The Real Reason Trump Won't Fully Endorse Netanyahu

Trump's conditional Netanyahu endorsement may reflect his stalled Saudi normalization hopes and Nobel ambitions, with Eisenkot's Gulf ties raising quiet questions.

April 7, 2025: United States President Donald Trump meets with Israeli Prime Minister Benjamin Netanyahu in the White House in Washington DC.

President Donald Trump has said more than once in recent weeks that he would "most likely" endorse Prime Minister Benjamin Netanyahu in Israel's upcoming elections. Each time, he has attached a caveat. He wants to see who else is running. He wants Netanyahu to be "more rational." He wants, as he put it, a "softer touch" in Lebanon. For a president who rarely hesitates to throw his full weight behind allies he likes, the qualifiers are notable, and they may point to something larger than a personal spat over military tactics.

That something is Saudi Arabia.

Riyadh's normalization with Israel has become the connective tissue of Trump's entire regional strategy since the ceasefire with Iran. It is also the deal that has eluded him. Crown Prince Mohammed bin Salman once showed real openness to the idea, but his enthusiasm has cooled over the past year, and Saudi officials continue to insist on an irreversible, time-bound path to Palestinian statehood as the price of admission. Netanyahu's coalition will not accept that price. It cannot, without collapsing.

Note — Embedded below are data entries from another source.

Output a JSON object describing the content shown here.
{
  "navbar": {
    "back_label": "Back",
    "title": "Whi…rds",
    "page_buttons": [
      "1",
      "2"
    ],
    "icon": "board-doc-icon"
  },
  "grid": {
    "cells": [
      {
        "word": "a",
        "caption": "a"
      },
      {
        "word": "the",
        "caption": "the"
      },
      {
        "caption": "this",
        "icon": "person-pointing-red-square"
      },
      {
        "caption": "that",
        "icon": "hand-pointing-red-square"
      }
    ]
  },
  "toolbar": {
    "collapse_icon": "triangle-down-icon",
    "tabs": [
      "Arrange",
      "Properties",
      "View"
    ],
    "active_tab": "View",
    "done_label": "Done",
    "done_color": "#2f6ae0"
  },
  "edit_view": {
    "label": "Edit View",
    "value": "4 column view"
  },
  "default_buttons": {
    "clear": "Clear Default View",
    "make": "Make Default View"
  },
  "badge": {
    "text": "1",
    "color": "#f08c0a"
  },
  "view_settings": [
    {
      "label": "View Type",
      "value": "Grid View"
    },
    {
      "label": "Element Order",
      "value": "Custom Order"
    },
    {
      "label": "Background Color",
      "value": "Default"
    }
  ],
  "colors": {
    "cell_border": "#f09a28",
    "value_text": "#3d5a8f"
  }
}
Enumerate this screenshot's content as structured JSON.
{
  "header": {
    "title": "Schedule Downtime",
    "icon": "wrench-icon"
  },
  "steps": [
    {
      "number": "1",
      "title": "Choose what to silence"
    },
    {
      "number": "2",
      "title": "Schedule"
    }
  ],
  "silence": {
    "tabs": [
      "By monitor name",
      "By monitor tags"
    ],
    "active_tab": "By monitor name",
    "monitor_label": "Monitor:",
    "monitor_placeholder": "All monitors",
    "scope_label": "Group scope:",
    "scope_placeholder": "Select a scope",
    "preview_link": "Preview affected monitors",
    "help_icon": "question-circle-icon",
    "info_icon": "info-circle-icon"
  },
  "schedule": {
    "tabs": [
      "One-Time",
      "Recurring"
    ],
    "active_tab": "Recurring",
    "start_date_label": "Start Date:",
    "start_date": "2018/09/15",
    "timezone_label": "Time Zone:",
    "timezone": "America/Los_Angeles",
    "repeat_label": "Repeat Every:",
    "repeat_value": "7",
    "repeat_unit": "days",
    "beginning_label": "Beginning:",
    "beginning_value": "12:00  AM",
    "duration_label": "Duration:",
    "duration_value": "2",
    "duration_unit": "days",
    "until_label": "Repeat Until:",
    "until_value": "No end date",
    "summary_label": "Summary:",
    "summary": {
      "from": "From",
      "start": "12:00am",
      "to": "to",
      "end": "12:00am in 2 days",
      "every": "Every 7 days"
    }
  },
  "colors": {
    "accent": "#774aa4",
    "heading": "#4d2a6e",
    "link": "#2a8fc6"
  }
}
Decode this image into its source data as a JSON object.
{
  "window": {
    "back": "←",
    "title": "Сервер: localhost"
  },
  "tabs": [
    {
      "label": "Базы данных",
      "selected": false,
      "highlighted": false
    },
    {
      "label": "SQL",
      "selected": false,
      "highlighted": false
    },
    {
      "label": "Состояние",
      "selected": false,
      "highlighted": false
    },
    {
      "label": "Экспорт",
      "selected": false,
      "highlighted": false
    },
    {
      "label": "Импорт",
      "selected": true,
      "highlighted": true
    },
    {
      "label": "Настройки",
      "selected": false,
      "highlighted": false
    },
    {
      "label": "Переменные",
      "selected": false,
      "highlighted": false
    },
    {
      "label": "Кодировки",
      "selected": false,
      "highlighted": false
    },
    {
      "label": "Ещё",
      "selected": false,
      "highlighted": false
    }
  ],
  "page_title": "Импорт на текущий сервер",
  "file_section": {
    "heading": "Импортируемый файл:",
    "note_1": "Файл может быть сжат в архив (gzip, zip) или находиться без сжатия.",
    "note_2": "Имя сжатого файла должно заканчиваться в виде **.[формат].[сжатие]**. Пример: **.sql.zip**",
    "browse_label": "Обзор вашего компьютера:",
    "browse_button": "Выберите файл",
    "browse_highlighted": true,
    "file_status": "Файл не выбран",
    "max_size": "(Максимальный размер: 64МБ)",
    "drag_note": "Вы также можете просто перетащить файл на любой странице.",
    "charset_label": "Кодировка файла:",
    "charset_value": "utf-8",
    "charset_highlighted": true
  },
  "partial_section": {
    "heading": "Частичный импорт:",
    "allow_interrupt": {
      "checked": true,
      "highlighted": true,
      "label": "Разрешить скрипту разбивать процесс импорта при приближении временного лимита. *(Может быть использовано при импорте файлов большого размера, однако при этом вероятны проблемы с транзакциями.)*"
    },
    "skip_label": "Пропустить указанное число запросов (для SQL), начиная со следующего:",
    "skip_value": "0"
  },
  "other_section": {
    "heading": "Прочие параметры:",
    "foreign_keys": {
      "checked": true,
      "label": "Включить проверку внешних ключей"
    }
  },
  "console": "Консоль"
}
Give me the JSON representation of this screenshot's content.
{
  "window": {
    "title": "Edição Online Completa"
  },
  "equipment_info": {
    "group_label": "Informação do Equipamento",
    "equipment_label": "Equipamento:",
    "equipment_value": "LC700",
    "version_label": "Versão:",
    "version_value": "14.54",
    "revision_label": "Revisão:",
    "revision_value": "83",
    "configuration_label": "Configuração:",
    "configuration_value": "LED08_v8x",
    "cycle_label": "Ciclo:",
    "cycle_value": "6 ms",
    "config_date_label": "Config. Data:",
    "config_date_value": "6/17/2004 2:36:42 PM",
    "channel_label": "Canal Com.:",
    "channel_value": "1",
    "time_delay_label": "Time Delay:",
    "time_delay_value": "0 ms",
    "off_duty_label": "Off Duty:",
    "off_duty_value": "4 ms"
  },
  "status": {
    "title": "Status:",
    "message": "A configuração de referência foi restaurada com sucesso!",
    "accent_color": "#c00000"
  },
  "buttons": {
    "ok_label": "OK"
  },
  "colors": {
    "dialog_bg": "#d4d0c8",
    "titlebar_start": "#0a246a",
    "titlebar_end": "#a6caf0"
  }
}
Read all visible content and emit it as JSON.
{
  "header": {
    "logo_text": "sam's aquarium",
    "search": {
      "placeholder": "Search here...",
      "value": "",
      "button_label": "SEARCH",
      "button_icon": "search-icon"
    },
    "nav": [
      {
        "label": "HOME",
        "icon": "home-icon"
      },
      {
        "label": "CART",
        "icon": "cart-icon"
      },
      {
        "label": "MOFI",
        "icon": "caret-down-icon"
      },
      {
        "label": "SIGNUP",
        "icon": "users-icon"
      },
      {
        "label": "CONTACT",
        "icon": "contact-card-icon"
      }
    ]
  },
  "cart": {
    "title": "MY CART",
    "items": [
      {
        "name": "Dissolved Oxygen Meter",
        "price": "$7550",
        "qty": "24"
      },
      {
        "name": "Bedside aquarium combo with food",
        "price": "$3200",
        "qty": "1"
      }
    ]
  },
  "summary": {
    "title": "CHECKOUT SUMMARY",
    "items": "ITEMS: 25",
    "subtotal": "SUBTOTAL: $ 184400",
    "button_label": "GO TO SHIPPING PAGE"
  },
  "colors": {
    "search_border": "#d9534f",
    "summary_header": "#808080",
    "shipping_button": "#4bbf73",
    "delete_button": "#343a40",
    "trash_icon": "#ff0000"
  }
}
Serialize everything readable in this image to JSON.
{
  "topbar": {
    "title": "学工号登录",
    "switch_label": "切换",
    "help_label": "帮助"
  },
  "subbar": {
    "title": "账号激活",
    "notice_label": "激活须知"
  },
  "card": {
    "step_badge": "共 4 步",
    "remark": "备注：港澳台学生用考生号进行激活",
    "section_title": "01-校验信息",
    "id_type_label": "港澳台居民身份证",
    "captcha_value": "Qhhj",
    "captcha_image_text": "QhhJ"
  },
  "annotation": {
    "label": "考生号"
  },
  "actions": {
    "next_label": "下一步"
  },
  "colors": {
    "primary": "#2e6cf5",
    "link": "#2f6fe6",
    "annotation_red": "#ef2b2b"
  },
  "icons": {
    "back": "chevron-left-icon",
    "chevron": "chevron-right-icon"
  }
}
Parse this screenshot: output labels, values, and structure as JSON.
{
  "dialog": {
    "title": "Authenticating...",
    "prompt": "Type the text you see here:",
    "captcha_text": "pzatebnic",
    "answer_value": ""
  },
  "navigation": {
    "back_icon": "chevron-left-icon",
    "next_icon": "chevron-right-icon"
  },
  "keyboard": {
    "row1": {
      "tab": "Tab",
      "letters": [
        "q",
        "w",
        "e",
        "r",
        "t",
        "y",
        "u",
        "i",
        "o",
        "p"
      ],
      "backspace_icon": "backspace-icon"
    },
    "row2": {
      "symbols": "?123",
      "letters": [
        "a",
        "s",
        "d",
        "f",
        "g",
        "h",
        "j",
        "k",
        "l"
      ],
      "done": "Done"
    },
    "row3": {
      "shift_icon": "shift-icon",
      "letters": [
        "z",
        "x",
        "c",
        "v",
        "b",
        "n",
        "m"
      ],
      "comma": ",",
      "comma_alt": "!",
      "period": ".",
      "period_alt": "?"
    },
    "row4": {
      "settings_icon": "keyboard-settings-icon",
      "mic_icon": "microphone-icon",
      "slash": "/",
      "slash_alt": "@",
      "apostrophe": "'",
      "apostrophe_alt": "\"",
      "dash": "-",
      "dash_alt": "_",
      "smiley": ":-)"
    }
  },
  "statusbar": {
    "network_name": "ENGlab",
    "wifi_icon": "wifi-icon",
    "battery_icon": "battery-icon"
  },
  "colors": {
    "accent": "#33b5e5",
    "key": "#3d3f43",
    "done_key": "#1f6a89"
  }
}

The late Senator Lindsey Graham understood this dynamic better than almost anyone in Washington. In his final weeks, Graham was pushing Trump to make Saudi-Israel normalization the centerpiece of a broader postwar settlement for the region, with a diplomatic push planned to begin only after Israel's own elections concluded. Those close to the effort acknowledged an uncomfortable truth: it remained unclear whether Israel's political landscape after the vote would create room for the kind of concessions Riyadh is demanding. That is, in effect, an admission that Netanyahu himself may be the obstacle.

Trump's ambitions here are not subtle. He has complained publicly and often that he deserves a Nobel Peace Prize and has not received one, ticking through Serbia and Kosovo, India and Pakistan, Egypt and Ethiopia, and the Abraham Accords as evidence he has been overlooked. A Saudi-Israeli normalization deal, arguably the last undone piece of the Abraham Accords project he started in his first term, is the closest thing to a guaranteed Nobel case he has left on the table. It is difficult to look at Trump's hedged, transactional language toward Netanyahu and not wonder whether he is keeping his options open for a partner more willing to move.

That is where Gadi Eisenkot's name keeps surfacing. The former IDF chief of staff, now positioned as one of Netanyahu's most formidable challengers, has a history that fits neatly into this picture. Years ago, while still in uniform, Eisenkot gave an unprecedented interview to a Saudi-owned outlet at a moment when Israeli officials were trying, carefully, to break the taboo around public engagement with the Gulf. It was a small gesture, but a telling one, from a man who has never carried Netanyahu's ideological baggage on the question of Palestinian statehood.

None of this amounts to proof that Riyadh has sent Washington a direct message about the Israeli election. No such communication has been reported. What is documented is the shape of the incentives: a Saudi kingdom that will not move without a partner willing to discuss Palestinian statehood, a president chasing a legacy-defining deal, and an Israeli prime minister whose coalition depends on refusing exactly that discussion. Whether or not Trump ultimately endorses Netanyahu, the calculation behind his hesitation looks less like personal pique over Lebanon and more like a president unwilling to close the door on the one partner who might finally get him his Nobel.